In the history of the modern Ryder Cup, we’ve never had a more interesting American captain than Keegan Bradley. Sure, we’ve had bigger stars in the position, but none have consumed this much oxygen in the months preceding the event.
Most of this is due to Bradley's play in 2025. In 20 starts, he has a win, five top-10s, 10 top-25s and has missed just two cuts. Data Golf currently has him ranked 20th in the world, and when you think about the questions asked by Bethpage Black, Bradley seems like a very solid fit (7th on the PGA TOUR in strokes gained: tee to green, 29th off the tee with a driving distance average around 306 yards).
But the question for Keegan Bradley over the next week is bigger than whether or not he picks himself—it’s about the two roads that exist for this American Ryder Cup team.
The first road is the most obvious; it has become the joke around the way the PGA of America has defined the modern American teams. It’s the old boys club, the popular kids that seemed molded early in their careers to lead the red, white and blue into the next 10-15 years of this event. When you couple the Ryder Cup with the Presidents Cup and the fact that most of these guys are expected to compete in a team event every single year, continuity and comfortability seems like a logical approach to success.
The issue, of course, is that the boys in the club aren't playing like they used to.

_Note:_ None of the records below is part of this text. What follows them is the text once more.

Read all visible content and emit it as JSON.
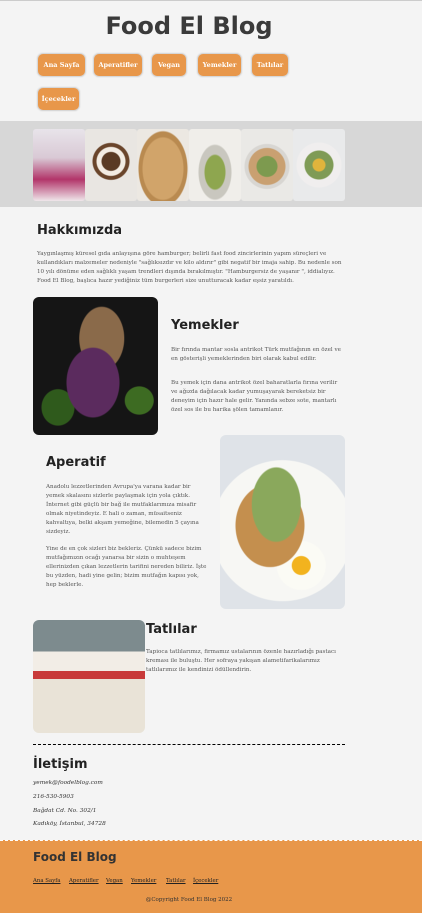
{
  "header": {
    "title": "Food El Blog",
    "nav": [
      "Ana Sayfa",
      "Aperatifler",
      "Vegan",
      "Yemekler",
      "Tatlılar",
      "İçecekler"
    ]
  },
  "gallery": {
    "images": [
      "dessert-photo",
      "roll-cake-photo",
      "tart-photo",
      "pear-salad-photo",
      "bowl-dish-photo",
      "salad-photo"
    ]
  },
  "about": {
    "title": "Hakkımızda",
    "text": "Yaygınlaşmış küresel gıda anlayışına göre hamburger; belirli fast food zincirlerinin yapım süreçleri ve kullandıkları malzemeler nedeniyle \"sağlıksızdır ve kilo aldırır\" gibi negatif bir imaja sahip. Bu nedenle son 10 yılı dönüme eden sağlıklı yaşam trendleri dışında bırakılmıştır. \"Hamburgersiz de yaşanır \", iddialıyız. Food El Blog, başlıca hazır yediğiniz tüm burgerleri size unutturacak kadar eşsiz yaratıldı."
  },
  "yemekler": {
    "title": "Yemekler",
    "p1": "Bir fırında mantar sosla antrikot Türk mutfağının en özel ve en gösterişli yemeklerinden biri olarak kabul edilir.",
    "p2": "Bu yemek için dana antrikot özel baharatlarla fırına verilir ve ağızda dağılacak kadar yumuşayarak bereketsiz bir deneyim için hazır hale gelir. Yanında sebze sote, mantarlı özel sos ile bu harika şölen tamamlanır."
  },
  "aperatif": {
    "title": "Aperatif",
    "p1": "Anadolu lezzetlerinden Avrupa'ya varana kadar bir yemek skalasını sizlerle paylaşmak için yola çıktık. İnternet gibi güçlü bir bağ ile mutfaklarımıza misafir olmak niyetindeyiz. E hali o zaman, müsaitseniz kahvaltıya, belki akşam yemeğine, bilemedin 5 çayına sizdeyiz.",
    "p2": "Yine de en çok sizleri biz bekleriz. Çünkü sadece bizim mutfağımızın ocağı yanarsa bir sizin o muhteşem ellerinizden çıkan lezzetlerin tarifini nereden biliriz. İşte bu yüzden, hadi yine gelin; bizim mutfağın kapısı yok, hep beklerle."
  },
  "tatlilar": {
    "title": "Tatlılar",
    "p1": "Tapioca tatlılarımız, firmamız ustalarının özenle hazırladığı pastacı kreması ile buluştu. Her sofraya yakışan alametifarikalarımız tatlılarımız ile kendinizi ödüllendirin."
  },
  "contact": {
    "title": "İletişim",
    "email": "yemek@foodelblog.com",
    "phone": "216-530-5903",
    "address1": "Bağdat Cd. No. 302/1",
    "address2": "Kadıköy, İstanbul, 34728"
  },
  "footer": {
    "title": "Food El Blog",
    "links": [
      "Ana Sayfa",
      "Aperatifler",
      "Vegan",
      "Yemekler",
      "Tatlılar",
      "İçecekler"
    ],
    "copyright": "@Copyright Food El Blog 2022"
  },
  "colors": {
    "accent": "#e8974a",
    "band": "#d7d7d7",
    "background": "#f4f4f4"
  }
}
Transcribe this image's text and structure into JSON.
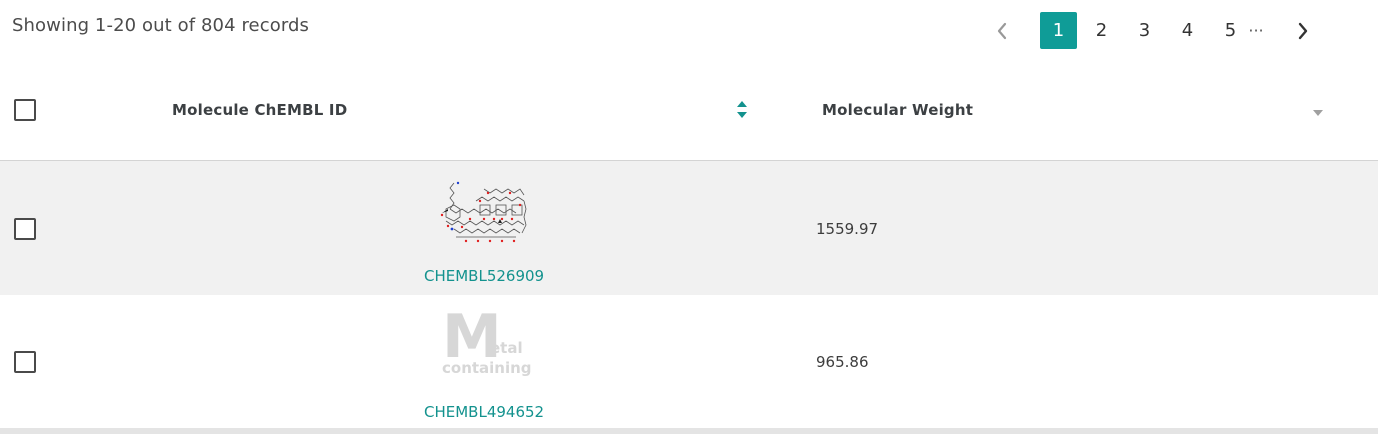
{
  "summary": {
    "text": "Showing 1-20 out of 804 records"
  },
  "pagination": {
    "pages": [
      "1",
      "2",
      "3",
      "4",
      "5"
    ],
    "current": "1",
    "ellipsis": "···",
    "accent_color": "#0f9c97"
  },
  "table": {
    "columns": [
      {
        "label": "Molecule ChEMBL ID",
        "sort_icon": "sort-updown-icon"
      },
      {
        "label": "Molecular Weight",
        "sort_icon": "caret-down-icon"
      }
    ],
    "rows": [
      {
        "chembl_id": "CHEMBL526909",
        "molecular_weight": "1559.97",
        "image": "structure-drawing"
      },
      {
        "chembl_id": "CHEMBL494652",
        "molecular_weight": "965.86",
        "image": "metal-containing-placeholder",
        "placeholder_big": "M",
        "placeholder_small": "etal",
        "placeholder_bottom": "containing"
      }
    ]
  },
  "link_color": "#13928e"
}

A decade ago, it seemed like Jordan Spieth, Justin Thomas and Rickie Fowler would be that new-age wave. They were young and hungry and talented and some of the best players in the world. Spieth was winning majors, JT was starting to flash and Rickie’s popularity was reaching beyond golf in a time that golf still wasn’t that cool.
Spieth was 21 years old when he made his first Ryder Cup team. He played great that week in a loss for the Americans and his passion alongside Patrick Reed proved that the U.S. had found its next star.
In 2016, at Hazeltine, Phil Mickelson all but crowned Spieth as the next great American Ryder Cupper.
“It’s time for him to take over the leadership role because he’s going to be the lead guy for the US team for many years to come,” Mickelson said. “'He's going to help this team win through his play but he's also going to help this team be successful through his personality, his ability to get people to buy into what he's saying. He's a very instrumental part of the US team this year but he's going to be an even bigger part in years to come.”
The problem is, the young boys club, as we could have called them, have now aged and have struggled to carry that mantle that Phil talked about. In the last Ryder Cup in Rome, Spieth won just a single point, Thomas a point and a half and Rickie threw up a bagel in his two matches in that American loss. In a Ryder Cup where new, unexpected stars were born (Max Homa and Patrick Cantlay, specifically), the faces of this whole thing for the United States never got off that plane in Italy.
Two years later, the discussion is still focused on two of those three. JT is almost a lock to get picked by Keegan despite continuing to struggle in the biggest events (Thomas has missed seven of his last 12 starts in majors and a lot of those missed cuts were by a mile) and Spieth’s name continues to float despite being extremely mediocre this season.
Captain Keegan is going to have a choice, and its an interesting choice. He can go down this same road again and lean into the experience that has, when you go back over the recent history of this event, produced winning results on home soil.
But the other door for Keegan is one that probably feels a little closer to home than the boys club does. Keegan was never in that club. He wasn’t one of the guys. When it came time for the popular kids to pick the 11th and 12th guys over the last few years, they’ve gravitated towards their guys and less towards the dudes playing excellent golf during a Cup season.
Keegan, of all people, understands what guys like Ben Griffin (ranked 9th on the points list) and Andrew Novak (ranked 13th) are going through. Guys like Griffin and Novak truly have to play their way onto these teams. When you dedicate a large number of spots to the boys club, you aren’t allowing a lot of randoms to prove that they deserve an American pullover.
But when you look back at the best Ryder Cup captaincy of all-time, Paul Azinger in 2008, you see a guy that basically diverted away from the current model. He went extremely European with the way he brought that team together.
The Americans tend to win these things on talent. Whistling Straits was an embarrassment of riches. Seven of the top-10 in the world were on that team with just one name (Scottie Scheffler of all people) ranked outside the top-16 in the world. But four years seems like a lifetime ago when you dig through a lot of those names. Dustin Johnson went 5-0-0 that week and won’t sniff the team in 2025. Brooks Koepka much of the same.
But this time around, the talent has shifted to the Europeans and for Bradley, the key isn’t just who you pick but how you build this thing out. The Americans are going to be a less talented bunch. They’re going to be a much less experienced group of 12. And the identity of this whole thing has two options that could either spectacularly succeed or triumphantly topple and time will tell which one it is.
The two roads are very different and Keegan is just a few days away from having to toss that American-made V-12 in drive and power down one of them.